The Dalai Lama said he would step down as head of Tibet's government-in-exile if that would stop bloodshed in his homeland, but China repeated its charge that he was the mastermind of a violent uprising.
His officials, based in the Indian Himalayan foothills, said they believed 99 people had died in clashes between Chinese security forces and Tibetans over the past week, including 19 today alone.
Chinese state-run media said more than 100 people had given themselves up to police after taking part in Tibet's most intense unrest against Chinese rule for nearly two decades.
Dalai Lama
Baima Chilin, vice chairman of the Chinese-run government of Tibet, said they had been "participants, and some were directly involved in beating, smashing, looting and arson".
Authorities had set a Monday midnight deadline for rioters to hand themselves in or face tougher punishment if caught.

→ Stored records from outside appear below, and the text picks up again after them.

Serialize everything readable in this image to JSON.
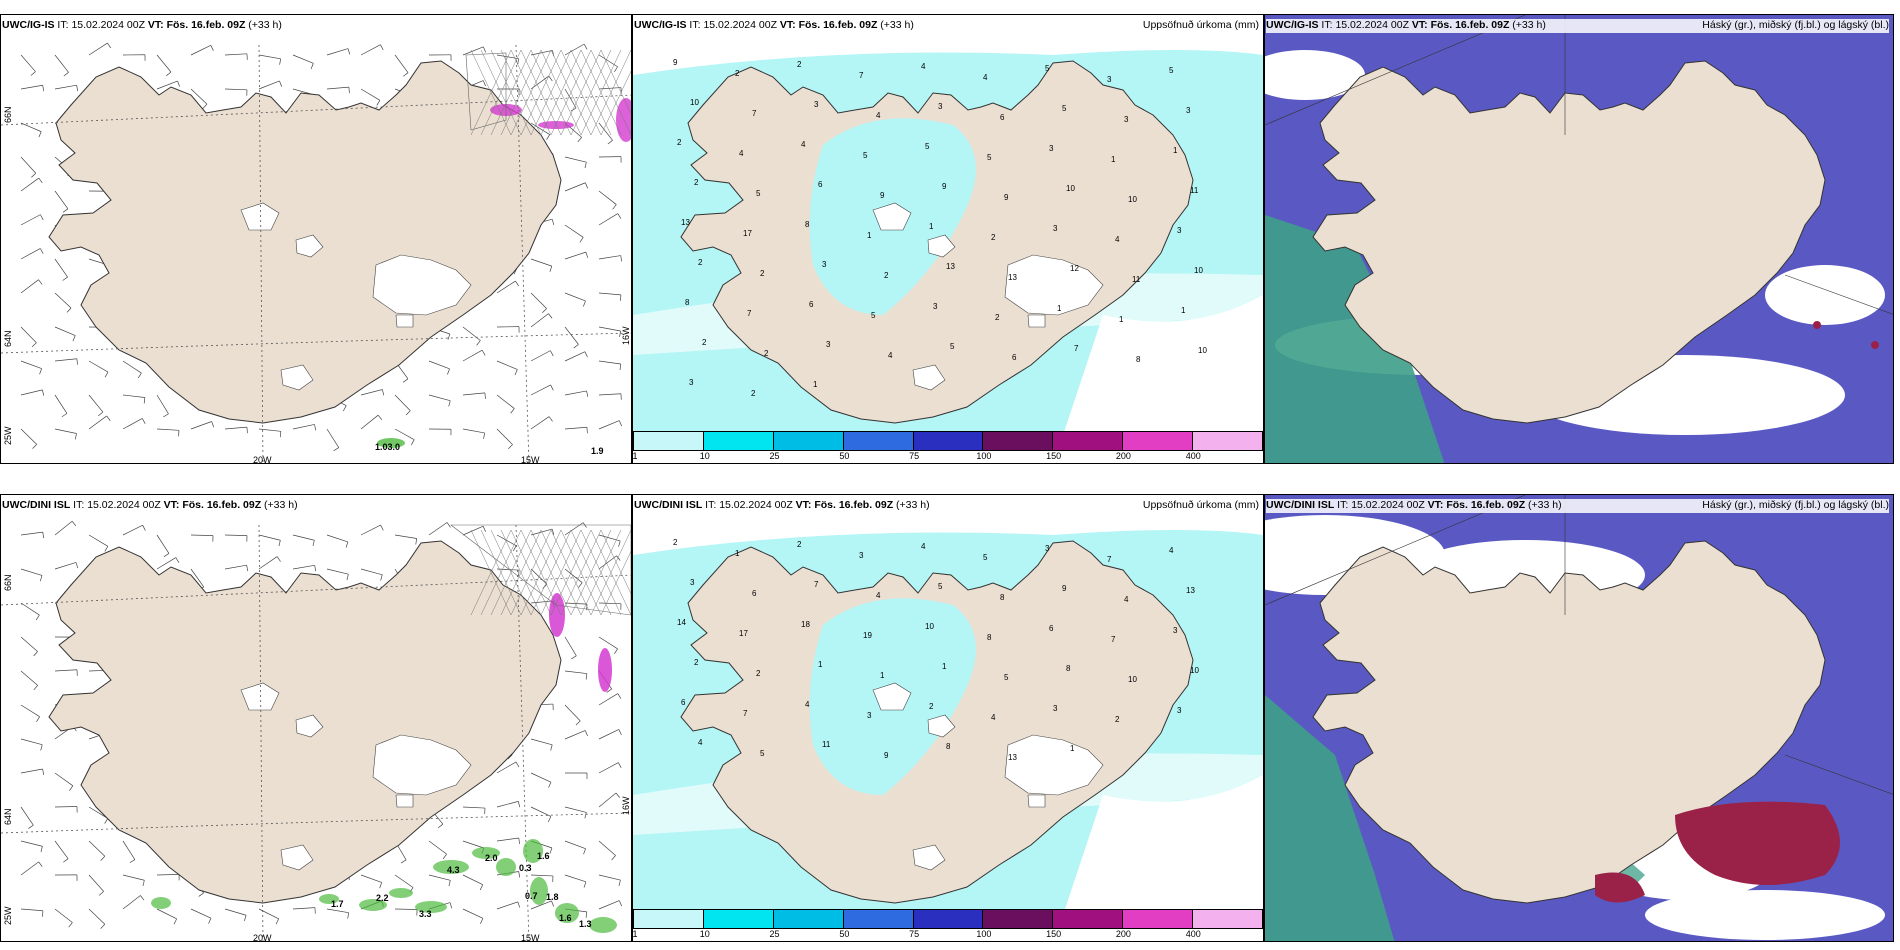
{
  "colors": {
    "land": "#eadfd1",
    "sea": "#ffffff",
    "precip_light": "#b4f5f5",
    "precip_mid": "#9fe3f0",
    "cloud_high": "#3d9e88",
    "cloud_mid": "#5a59c4",
    "cloud_low": "#9a2248",
    "snow_green": "#4dba3f",
    "magenta": "#d43ad0"
  },
  "panels": [
    {
      "model": "UWC/IG-IS",
      "it_label": "IT:",
      "it": "15.02.2024 00Z",
      "vt_label": "VT:",
      "vt": "Fös. 16.feb. 09Z",
      "lead": "(+33 h)",
      "title": "",
      "kind": "wind"
    },
    {
      "model": "UWC/IG-IS",
      "it_label": "IT:",
      "it": "15.02.2024 00Z",
      "vt_label": "VT:",
      "vt": "Fös. 16.feb. 09Z",
      "lead": "(+33 h)",
      "title": "Uppsöfnuð úrkoma (mm)",
      "kind": "precip"
    },
    {
      "model": "UWC/IG-IS",
      "it_label": "IT:",
      "it": "15.02.2024 00Z",
      "vt_label": "VT:",
      "vt": "Fös. 16.feb. 09Z",
      "lead": "(+33 h)",
      "title": "Háský (gr.), miðský (fj.bl.) og lágský (bl.)",
      "kind": "cloud"
    },
    {
      "model": "UWC/DINI ISL",
      "it_label": "IT:",
      "it": "15.02.2024 00Z",
      "vt_label": "VT:",
      "vt": "Fös. 16.feb. 09Z",
      "lead": "(+33 h)",
      "title": "",
      "kind": "wind"
    },
    {
      "model": "UWC/DINI ISL",
      "it_label": "IT:",
      "it": "15.02.2024 00Z",
      "vt_label": "VT:",
      "vt": "Fös. 16.feb. 09Z",
      "lead": "(+33 h)",
      "title": "Uppsöfnuð úrkoma (mm)",
      "kind": "precip"
    },
    {
      "model": "UWC/DINI ISL",
      "it_label": "IT:",
      "it": "15.02.2024 00Z",
      "vt_label": "VT:",
      "vt": "Fös. 16.feb. 09Z",
      "lead": "(+33 h)",
      "title": "Háský (gr.), miðský (fj.bl.) og lágský (bl.)",
      "kind": "cloud"
    }
  ],
  "axis_labels": {
    "lon1": "20W",
    "lon2": "15W",
    "lat1": "66N",
    "lat2": "64N",
    "lon_left": "25W",
    "lon_right": "16W"
  },
  "precip_legend": {
    "colors": [
      "#c8f7fa",
      "#00e5f0",
      "#00bde6",
      "#2f6be0",
      "#2b2fc0",
      "#6a0f5e",
      "#a0107f",
      "#e23ec3",
      "#f3b2ee"
    ],
    "ticks": [
      "1",
      "10",
      "25",
      "50",
      "75",
      "100",
      "150",
      "200",
      "400"
    ]
  },
  "wind_numbers_top": [
    "1.03.0",
    "1.9"
  ],
  "wind_numbers_bottom": [
    "4.3",
    "2.2",
    "2.0",
    "3.3",
    "0.3",
    "1.6",
    "0.7",
    "1.8",
    "1.6",
    "1.3",
    "1.7"
  ],
  "precip_numbers_top": [
    "9",
    "2",
    "2",
    "7",
    "4",
    "4",
    "5",
    "3",
    "5",
    "10",
    "7",
    "3",
    "4",
    "3",
    "6",
    "5",
    "3",
    "3",
    "2",
    "4",
    "4",
    "5",
    "5",
    "5",
    "3",
    "1",
    "1",
    "2",
    "5",
    "6",
    "9",
    "9",
    "9",
    "10",
    "10",
    "11",
    "13",
    "17",
    "8",
    "1",
    "1",
    "2",
    "3",
    "4",
    "3",
    "2",
    "2",
    "3",
    "2",
    "13",
    "13",
    "12",
    "11",
    "10",
    "8",
    "7",
    "6",
    "5",
    "3",
    "2",
    "1",
    "1",
    "1",
    "2",
    "2",
    "3",
    "4",
    "5",
    "6",
    "7",
    "8",
    "10",
    "3",
    "2",
    "1"
  ],
  "precip_numbers_bottom": [
    "2",
    "1",
    "2",
    "3",
    "4",
    "5",
    "3",
    "7",
    "4",
    "3",
    "6",
    "7",
    "4",
    "5",
    "8",
    "9",
    "4",
    "13",
    "14",
    "17",
    "18",
    "19",
    "10",
    "8",
    "6",
    "7",
    "3",
    "2",
    "2",
    "1",
    "1",
    "1",
    "5",
    "8",
    "10",
    "10",
    "6",
    "7",
    "4",
    "3",
    "2",
    "4",
    "3",
    "2",
    "3",
    "4",
    "5",
    "11",
    "9",
    "8",
    "13",
    "1"
  ]
}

Premier Wen Jiabao defended the crackdown on Lhasa, capital of the mainly Buddhist mountain region, and on ethnic Tibetan areas of neighbouring provinces where protests have erupted.
"There is ample fact and plenty of evidence proving this incident was organised, premeditated, masterminded and incited by the Dalai clique," Mr Wen told a news conference in Beijing.
"This has all the more revealed the consistent claims by the Dalai clique that they pursue not independence but peaceful dialogue are nothing but lies."
The Dalai Lama who fled Tibet in 1959 after a failed uprising against Chinese rule, denied the charges and said he would quit as political leader of the exiled Tibetan movement if the violence got out of hand.
"Please help stop violence from Chinese side and also from Tibetan side," the Nobel peace laureate told a news conference in Dharamsala, northern India. "If things become out of control then my only option is to completely resign."
The Nobel Peace Prize laureate has said he cannot give up his role as Dalai Lama, the reincarnated spiritual leader of Tibetan Buddhism. He says he does not seek independence for Tibet but wants autonomy within China, which sent troops into the region in 1950.
After days of anti-China protests led by monks, the unrest in Lhasa turned violent on Friday.
Mobs attacked non-Tibetan Chinese in the streets and set fire to shops and cars, in scenes sure to horrify a Chinese Communist leadership anxious to present an image of national harmony in the build-up to the Beijing Olympics.
The Dalai Lama's spokesman Tenzin Taklha said the rioting had spread fast. "This was very spontaneous," he said.
US Deputy Assistant Secretary of State Thomas Christensen told a US Congressional advisory panel hearing Washington had seen no evidence rioting was orchestrated by the Dalai Lama.